España, Manila
College of Rehabilitation Sciences
Department of Physical Therapy
Physical Therapy Seminar I
Practice Case:
ACL Reconstruction
Submitted to:
Donald G. Manlapaz, RPT, MSPT, PTRP
Jocel M. Regino, CMT, MSPT, PTRP
Joice Carrido, MSPT, PTRP
Christopher G. Cruz, PTRP
Submitted by:
Group 6
4PT A
Bernal, Lorenzo Raphael
De Borja, Juan Miguel
Dela Rosa, Mary Christianne
Del Mundo, Ma. Ericka
Flores, Jazzmine Gale
Ramirez, Reina Rosanna
Umandap, Robert
I. Medical Correlation
a. Overview of the medical condition
Anterior Cruciate Ligament (ACL) Reconstruction
The Anterior Cruciate Ligament The knee is the most complex joint in the body and its function is to provide stability in the human body. Primarily, the knees rely on its inert structures such as the ligaments, meniscus and capsule to maintain its own stability. There are many ligaments that reinforce the knee and one of it is the Anterior Cruciate Ligament (ACL).

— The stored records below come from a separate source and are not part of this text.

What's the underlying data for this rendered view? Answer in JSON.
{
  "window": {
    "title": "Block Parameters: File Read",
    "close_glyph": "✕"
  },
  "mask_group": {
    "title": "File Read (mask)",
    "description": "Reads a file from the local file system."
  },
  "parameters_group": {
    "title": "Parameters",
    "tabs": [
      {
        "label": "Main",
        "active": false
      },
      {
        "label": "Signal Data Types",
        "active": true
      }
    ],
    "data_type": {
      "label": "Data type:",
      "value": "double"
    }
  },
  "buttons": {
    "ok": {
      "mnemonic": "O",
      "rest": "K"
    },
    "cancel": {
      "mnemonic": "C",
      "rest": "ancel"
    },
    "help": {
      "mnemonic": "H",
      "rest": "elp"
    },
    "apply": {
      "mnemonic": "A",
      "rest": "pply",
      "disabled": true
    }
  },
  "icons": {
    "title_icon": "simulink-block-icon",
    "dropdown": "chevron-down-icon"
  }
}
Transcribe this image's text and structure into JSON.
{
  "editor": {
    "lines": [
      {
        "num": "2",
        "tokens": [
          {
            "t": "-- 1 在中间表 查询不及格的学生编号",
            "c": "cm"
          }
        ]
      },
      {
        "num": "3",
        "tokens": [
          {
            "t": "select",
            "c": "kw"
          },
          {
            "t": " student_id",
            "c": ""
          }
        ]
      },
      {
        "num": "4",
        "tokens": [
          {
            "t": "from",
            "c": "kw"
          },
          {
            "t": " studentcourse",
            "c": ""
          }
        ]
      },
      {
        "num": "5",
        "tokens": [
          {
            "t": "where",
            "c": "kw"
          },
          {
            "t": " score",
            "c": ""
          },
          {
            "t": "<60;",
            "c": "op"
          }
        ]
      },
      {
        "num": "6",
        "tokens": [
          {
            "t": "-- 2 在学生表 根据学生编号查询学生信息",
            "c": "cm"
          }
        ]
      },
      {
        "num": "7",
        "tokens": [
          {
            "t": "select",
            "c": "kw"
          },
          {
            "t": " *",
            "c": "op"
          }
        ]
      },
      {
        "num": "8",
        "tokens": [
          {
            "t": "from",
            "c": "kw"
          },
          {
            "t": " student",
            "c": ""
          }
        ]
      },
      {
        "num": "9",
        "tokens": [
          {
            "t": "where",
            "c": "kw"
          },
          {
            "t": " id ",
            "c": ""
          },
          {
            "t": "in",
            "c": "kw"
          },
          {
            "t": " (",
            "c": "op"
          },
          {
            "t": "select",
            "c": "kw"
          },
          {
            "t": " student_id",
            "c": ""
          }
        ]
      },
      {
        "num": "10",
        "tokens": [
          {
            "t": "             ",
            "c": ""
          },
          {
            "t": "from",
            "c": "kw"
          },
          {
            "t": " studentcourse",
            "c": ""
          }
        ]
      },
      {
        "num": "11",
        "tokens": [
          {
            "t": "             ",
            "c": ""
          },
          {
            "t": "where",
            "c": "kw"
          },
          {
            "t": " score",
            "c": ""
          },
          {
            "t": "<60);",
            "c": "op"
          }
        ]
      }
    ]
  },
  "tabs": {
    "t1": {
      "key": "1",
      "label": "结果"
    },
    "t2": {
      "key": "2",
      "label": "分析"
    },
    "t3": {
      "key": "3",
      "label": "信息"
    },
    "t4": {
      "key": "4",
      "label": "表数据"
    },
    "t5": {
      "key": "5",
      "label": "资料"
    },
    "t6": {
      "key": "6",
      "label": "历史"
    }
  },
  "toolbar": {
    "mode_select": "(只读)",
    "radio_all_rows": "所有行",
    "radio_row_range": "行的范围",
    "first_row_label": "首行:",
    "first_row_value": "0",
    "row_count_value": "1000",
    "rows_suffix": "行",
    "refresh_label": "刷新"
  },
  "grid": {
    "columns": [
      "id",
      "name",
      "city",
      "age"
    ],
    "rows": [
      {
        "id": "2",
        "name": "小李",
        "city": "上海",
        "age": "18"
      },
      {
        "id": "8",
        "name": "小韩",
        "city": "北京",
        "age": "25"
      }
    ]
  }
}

The ACL is one of the two cruciate ligaments that the knees have (the other one being the Posterior Cruciate Ligament). It originates from the intercodylar area impression of th tibial plateau then travels superiorly, laterally and posteriorly to attach to the medial aspect of the lateral femoral condyle. It is due to its oblique orientation that this ligament is commonly ruptured. ACL, has two bundles, the anteromedial bundle (AMB) and the posterolateral bundle (PLB). Primarily, the ACL checks for anterior translation of the tibia on the femur, however, it must be noted that the bundles of the ACL acts on different degrees in accomplishing this function. Studies have shown that AMB is most active during higher degrees of flexion where as PLB is taut in extension. In addition, ACL also provides rotary stability of the knee during medial and lateral rotation, varus/valgus angulation and combinations of the said movements.